Today we close out our Thinker in Residence with the author of Better and Faster.
What is the one unanswered question about business you are most interested in answering?
How to find BETTER ideas FASTER. And each of those two words really matter. If you could make better decisions, faster, you'd be a better innovator, better manager and better at adapting. But people don't realize how difficult it is to adapt. The average tenure of a Fortune 500 used to be 75 years, but that average has fallen to 15 years and it's expected to plummet. It's clear that corporations are not prepared to adapt. And neither are successful managers. Better and Faster makes a difference to this problem by teaching the traps we've learned from 10,000 years of evolution as farmers, and taking a leap further by giving six tactical patterns you can use to find your next idea, faster. Patterns we've learned at TrendHunter.com by studying 250,000 ideas using our all-time audience of 100,000,000 people like a giant innovation focus group.
What book has influenced your work the most?
My good old Toronto compatriot, Malcolm Gladwell's book, The Tipping Point. He was a bit of an inspiration for Trend Hunter, dating back to an article he wrote called "The Coolhunt." His concept of divergence inspired me. This year, I was honored when he asked for his own copy of Better and Faster. Cheers to Malcolm!
What is the book you wish you had written (or admire the most) and why?
Paul Arden's It's Not How Good You Are, It's How Good You Want to Be. When I did my MBA, we read all the major books, like Good to Great. But there was one book that stayed on everyone's coffee table. And that book was the half-pictured creation of Saatchi and Saatchi's late creative director, Paul Arden. It was a brilliant piece of work and the inspiration for my first book, which was also half pictures, Exploiting Chaos.

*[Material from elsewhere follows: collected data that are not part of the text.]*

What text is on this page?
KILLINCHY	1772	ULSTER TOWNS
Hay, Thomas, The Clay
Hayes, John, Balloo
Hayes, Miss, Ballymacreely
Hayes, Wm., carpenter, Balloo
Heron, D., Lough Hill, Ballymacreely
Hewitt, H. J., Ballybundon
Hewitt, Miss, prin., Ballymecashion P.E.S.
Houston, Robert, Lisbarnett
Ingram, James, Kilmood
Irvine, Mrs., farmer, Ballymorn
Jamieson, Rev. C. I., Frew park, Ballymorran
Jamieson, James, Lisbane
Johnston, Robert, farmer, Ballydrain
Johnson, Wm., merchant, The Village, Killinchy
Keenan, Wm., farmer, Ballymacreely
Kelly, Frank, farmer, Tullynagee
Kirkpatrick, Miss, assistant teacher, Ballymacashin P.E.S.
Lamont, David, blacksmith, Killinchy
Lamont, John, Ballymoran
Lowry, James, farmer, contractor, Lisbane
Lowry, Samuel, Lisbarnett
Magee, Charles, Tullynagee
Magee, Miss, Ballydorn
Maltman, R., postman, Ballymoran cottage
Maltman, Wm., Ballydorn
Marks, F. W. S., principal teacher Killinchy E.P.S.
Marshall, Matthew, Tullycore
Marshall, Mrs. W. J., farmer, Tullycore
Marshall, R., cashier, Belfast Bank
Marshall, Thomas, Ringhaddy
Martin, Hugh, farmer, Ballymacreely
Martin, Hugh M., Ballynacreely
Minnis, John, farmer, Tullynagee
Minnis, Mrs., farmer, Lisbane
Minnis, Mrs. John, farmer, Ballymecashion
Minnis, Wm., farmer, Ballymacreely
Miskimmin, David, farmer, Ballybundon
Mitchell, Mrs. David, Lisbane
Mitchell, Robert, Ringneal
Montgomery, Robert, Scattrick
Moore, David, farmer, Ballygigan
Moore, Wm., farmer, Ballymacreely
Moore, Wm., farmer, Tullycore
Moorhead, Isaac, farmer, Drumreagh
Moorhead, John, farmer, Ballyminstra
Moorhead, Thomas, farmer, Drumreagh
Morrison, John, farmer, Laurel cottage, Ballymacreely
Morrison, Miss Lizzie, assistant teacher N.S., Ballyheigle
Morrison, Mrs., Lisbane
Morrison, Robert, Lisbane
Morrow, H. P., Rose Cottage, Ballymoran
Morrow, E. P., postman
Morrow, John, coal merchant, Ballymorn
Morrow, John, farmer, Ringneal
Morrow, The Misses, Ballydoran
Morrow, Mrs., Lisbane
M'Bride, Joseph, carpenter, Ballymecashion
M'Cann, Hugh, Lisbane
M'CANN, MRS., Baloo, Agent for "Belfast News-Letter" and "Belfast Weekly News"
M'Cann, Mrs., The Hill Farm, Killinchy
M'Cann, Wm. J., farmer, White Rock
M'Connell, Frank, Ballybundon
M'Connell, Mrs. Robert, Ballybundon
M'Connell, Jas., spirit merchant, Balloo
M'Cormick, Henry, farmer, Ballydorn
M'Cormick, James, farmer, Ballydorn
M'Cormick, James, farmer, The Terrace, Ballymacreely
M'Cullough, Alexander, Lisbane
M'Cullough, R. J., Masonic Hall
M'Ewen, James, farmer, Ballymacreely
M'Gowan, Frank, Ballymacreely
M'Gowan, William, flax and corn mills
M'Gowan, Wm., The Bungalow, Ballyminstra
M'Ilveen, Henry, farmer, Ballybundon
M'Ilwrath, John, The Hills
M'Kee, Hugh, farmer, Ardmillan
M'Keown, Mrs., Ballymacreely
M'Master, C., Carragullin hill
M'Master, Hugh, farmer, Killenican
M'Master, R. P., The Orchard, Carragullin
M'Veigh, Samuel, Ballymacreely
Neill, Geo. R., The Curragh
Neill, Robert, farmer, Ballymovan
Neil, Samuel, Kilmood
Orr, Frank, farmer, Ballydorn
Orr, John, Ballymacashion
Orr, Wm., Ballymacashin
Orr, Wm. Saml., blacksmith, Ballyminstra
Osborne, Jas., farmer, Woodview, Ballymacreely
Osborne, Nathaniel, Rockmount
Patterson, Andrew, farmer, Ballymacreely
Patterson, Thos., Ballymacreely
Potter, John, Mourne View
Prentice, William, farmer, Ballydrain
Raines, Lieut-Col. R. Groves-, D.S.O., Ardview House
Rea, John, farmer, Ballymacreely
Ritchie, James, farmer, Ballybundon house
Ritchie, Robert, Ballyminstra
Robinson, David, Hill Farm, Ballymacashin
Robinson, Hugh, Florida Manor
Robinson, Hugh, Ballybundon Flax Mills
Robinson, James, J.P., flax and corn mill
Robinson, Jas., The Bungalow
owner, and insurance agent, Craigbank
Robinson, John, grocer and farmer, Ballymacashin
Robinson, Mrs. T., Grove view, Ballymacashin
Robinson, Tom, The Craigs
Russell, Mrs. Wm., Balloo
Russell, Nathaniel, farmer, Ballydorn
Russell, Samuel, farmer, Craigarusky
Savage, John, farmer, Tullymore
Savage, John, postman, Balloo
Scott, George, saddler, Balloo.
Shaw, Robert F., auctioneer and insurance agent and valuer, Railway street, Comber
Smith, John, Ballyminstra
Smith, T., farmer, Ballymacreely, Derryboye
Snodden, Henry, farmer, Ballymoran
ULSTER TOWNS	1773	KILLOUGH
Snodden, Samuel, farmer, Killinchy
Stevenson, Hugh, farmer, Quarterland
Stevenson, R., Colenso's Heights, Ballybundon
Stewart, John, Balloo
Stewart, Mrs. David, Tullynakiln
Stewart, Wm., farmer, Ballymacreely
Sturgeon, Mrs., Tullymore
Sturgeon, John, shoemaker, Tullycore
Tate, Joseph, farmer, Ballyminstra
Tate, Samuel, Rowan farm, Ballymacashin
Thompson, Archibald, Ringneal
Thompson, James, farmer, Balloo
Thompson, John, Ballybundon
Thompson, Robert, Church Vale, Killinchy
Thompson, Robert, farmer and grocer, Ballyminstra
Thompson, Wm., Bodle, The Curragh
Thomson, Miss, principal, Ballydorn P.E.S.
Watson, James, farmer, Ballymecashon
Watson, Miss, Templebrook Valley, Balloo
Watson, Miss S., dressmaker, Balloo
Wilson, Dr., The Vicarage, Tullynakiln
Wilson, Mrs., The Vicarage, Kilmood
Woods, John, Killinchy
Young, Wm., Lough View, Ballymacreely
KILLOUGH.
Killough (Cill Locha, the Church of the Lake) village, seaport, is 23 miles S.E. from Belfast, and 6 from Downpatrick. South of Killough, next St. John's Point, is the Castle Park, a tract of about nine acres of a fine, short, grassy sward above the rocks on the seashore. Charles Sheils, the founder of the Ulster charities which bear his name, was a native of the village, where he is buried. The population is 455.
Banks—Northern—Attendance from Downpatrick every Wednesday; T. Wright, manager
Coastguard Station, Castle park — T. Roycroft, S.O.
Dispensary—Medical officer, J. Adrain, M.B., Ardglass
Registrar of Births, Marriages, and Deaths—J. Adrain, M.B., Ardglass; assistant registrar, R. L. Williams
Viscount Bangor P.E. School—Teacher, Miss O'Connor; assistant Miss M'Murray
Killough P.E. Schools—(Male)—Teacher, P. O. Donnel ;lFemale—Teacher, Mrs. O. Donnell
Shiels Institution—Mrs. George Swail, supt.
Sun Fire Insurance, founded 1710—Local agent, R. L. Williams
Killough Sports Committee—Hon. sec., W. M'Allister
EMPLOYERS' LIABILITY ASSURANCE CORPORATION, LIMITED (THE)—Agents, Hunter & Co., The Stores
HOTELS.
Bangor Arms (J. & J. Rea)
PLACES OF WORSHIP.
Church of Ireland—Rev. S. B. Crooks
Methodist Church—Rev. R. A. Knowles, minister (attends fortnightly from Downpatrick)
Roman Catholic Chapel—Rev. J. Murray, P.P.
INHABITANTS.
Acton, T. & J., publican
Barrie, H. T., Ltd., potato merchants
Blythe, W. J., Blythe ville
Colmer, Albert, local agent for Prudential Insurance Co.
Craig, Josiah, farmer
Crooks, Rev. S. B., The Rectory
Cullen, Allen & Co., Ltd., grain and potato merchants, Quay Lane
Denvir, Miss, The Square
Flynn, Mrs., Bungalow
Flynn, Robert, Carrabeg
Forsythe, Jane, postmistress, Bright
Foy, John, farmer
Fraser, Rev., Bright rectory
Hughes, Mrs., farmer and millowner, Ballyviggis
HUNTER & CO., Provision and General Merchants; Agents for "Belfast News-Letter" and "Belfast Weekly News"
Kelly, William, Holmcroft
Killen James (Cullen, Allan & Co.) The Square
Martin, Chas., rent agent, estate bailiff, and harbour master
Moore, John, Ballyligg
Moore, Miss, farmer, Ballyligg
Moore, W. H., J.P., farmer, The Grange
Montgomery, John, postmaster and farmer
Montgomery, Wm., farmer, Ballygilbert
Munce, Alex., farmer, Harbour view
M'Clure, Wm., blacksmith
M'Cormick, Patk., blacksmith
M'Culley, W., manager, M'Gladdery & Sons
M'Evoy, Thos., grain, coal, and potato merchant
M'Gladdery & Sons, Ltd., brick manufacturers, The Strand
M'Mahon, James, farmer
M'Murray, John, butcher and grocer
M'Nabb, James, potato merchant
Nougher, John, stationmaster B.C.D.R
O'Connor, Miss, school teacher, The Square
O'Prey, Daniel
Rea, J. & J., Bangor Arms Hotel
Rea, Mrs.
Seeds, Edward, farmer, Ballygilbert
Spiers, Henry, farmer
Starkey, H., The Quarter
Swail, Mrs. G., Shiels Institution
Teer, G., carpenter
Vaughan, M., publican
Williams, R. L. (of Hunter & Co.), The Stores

What book are you reading right now?
Seth Godin sent me 12 copies of What to do When It's Your Turn. The book is half imagery, like my last book, and that's caused me to share it a lot. Seth was also very supportive of me by giving me a lot of advice on how to think about book marketing and by blurbing both my last book and this one, so I'd like to thank him for that and gift his new work.